Do not mistakenly we confuse misleading $\rightarrow$ non-representative otherwise we will not able to justify the aforementioned jump ($\epsilon$ and $\delta$ becomes dependent on each other)
The actual interpretation of $\delta$ is that it is our confidence parameter i.e we want to ensure:
$$D^m [ {S|_x : L_{(D,f)}(h_S)\gt \epsilon}] \leq \delta$$
which means we are $1-\delta$ confident that our learned $h_s$ will have $L_{(D,f)}(h_s) \leq \epsilon$ (complementary expression).
NOTE: This idea is skipped in most resources I read, I found its explanation here.
Now, coming to the statement:
$$m_H \leq [\frac{log(|H|/\delta)}{\epsilon}]$$ $m_H$ unlike $m$ is defined as:
If $H$ is PAC learnable, there are many functions $m_H$ that satisfy the
requirements given in the definition of PAC learnability.
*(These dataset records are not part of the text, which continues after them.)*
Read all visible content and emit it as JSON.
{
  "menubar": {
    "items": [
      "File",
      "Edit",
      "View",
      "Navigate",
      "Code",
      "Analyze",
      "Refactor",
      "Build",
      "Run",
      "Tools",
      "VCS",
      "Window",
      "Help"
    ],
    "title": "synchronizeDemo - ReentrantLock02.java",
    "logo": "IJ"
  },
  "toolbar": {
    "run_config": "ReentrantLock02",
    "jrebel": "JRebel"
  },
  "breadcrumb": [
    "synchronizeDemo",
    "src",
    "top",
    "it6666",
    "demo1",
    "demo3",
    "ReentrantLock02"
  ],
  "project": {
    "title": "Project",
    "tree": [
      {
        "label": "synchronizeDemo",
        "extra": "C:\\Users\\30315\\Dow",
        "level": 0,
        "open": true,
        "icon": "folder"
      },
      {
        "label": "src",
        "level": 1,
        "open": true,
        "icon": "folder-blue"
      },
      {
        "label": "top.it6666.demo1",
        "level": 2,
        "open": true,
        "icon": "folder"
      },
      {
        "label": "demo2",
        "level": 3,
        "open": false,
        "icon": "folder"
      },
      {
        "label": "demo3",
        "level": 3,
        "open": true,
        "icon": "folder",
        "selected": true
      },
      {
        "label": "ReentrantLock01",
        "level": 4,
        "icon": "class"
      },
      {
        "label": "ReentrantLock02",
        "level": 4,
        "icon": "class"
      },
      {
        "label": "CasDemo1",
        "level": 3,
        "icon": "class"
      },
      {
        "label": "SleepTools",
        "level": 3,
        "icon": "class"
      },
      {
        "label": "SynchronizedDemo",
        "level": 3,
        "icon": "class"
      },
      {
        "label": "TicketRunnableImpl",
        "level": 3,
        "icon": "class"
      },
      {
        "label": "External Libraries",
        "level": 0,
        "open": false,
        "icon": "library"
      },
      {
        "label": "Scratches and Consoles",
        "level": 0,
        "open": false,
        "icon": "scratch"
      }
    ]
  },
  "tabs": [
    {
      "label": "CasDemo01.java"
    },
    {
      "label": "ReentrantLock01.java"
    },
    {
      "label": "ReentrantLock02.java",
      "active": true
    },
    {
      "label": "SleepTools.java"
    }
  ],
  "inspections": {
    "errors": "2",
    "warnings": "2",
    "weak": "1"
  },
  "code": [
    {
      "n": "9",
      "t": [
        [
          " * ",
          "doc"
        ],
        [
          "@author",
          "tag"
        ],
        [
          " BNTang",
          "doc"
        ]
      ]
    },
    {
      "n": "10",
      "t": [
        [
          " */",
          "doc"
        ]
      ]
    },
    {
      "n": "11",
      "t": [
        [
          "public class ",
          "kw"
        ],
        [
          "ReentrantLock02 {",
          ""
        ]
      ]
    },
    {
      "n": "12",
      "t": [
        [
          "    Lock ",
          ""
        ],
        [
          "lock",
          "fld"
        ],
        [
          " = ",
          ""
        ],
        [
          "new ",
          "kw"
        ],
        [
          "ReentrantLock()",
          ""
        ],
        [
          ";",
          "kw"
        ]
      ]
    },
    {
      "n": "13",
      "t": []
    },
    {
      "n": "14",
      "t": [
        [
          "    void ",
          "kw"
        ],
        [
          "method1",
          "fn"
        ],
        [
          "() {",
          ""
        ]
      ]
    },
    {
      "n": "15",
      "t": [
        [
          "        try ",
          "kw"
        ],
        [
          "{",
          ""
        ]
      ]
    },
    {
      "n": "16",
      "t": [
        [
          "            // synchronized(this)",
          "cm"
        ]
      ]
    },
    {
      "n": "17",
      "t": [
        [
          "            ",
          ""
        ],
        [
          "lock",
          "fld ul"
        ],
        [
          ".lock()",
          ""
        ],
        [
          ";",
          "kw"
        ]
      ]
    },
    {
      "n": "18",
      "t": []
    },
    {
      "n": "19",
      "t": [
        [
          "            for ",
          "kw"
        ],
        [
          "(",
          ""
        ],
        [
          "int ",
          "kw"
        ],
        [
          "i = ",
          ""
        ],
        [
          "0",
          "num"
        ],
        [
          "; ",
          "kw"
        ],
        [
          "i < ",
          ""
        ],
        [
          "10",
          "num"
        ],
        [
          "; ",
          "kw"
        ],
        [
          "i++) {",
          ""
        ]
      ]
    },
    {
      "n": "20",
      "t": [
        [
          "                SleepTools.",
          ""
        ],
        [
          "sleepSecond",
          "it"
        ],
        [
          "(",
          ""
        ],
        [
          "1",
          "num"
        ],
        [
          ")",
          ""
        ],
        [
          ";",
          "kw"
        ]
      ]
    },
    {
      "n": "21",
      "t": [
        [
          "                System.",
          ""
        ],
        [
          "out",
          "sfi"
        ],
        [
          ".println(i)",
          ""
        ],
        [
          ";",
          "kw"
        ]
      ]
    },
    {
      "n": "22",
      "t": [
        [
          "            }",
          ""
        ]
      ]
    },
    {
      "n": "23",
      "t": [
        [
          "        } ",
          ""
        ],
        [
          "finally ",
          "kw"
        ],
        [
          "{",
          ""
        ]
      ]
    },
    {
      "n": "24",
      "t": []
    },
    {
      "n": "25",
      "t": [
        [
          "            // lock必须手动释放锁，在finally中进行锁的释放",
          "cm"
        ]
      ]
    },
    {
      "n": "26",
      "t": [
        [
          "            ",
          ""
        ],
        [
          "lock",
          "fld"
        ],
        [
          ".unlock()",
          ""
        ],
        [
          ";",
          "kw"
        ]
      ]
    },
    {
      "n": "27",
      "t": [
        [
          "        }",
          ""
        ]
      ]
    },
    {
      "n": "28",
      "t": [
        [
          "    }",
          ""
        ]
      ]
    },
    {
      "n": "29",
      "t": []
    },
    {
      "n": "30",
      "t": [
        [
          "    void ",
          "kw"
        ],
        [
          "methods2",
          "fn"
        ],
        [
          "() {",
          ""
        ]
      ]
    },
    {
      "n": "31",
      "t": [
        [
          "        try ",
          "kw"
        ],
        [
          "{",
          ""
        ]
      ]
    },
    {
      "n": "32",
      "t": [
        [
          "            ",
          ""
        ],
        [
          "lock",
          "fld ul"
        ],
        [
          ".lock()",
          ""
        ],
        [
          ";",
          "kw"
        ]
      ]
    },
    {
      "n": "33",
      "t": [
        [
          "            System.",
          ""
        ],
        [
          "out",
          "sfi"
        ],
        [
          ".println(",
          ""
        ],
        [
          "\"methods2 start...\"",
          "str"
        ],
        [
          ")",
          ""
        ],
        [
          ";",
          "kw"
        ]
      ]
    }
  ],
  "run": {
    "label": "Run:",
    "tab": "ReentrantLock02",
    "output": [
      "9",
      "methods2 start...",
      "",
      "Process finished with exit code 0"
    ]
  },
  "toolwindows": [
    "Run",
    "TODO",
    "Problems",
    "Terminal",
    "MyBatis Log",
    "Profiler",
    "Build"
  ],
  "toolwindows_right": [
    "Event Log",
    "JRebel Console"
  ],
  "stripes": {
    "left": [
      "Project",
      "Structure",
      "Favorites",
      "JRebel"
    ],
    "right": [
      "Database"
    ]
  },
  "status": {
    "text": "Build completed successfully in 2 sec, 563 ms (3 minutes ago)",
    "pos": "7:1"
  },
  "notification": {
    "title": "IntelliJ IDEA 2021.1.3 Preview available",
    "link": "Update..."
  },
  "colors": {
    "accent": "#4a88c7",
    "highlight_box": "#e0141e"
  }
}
Therefore, to be precise,we will define the sample complexity of learning $H$ to be the “minimal function,” in the sense that for any $\epsilon, \delta$ $m_H (\epsilon, \delta)$ is the minimal integer that satisfies the requirements of PAC learning with accuracy $\epsilon$ and confidence $\delta$.
And hence the equality sign is reversed, since many good samples will result in good hypothesis being generated in a smaller number of samples.
Side note: All conventions are from Understanding Machine Learning: From Theory to Algorithms.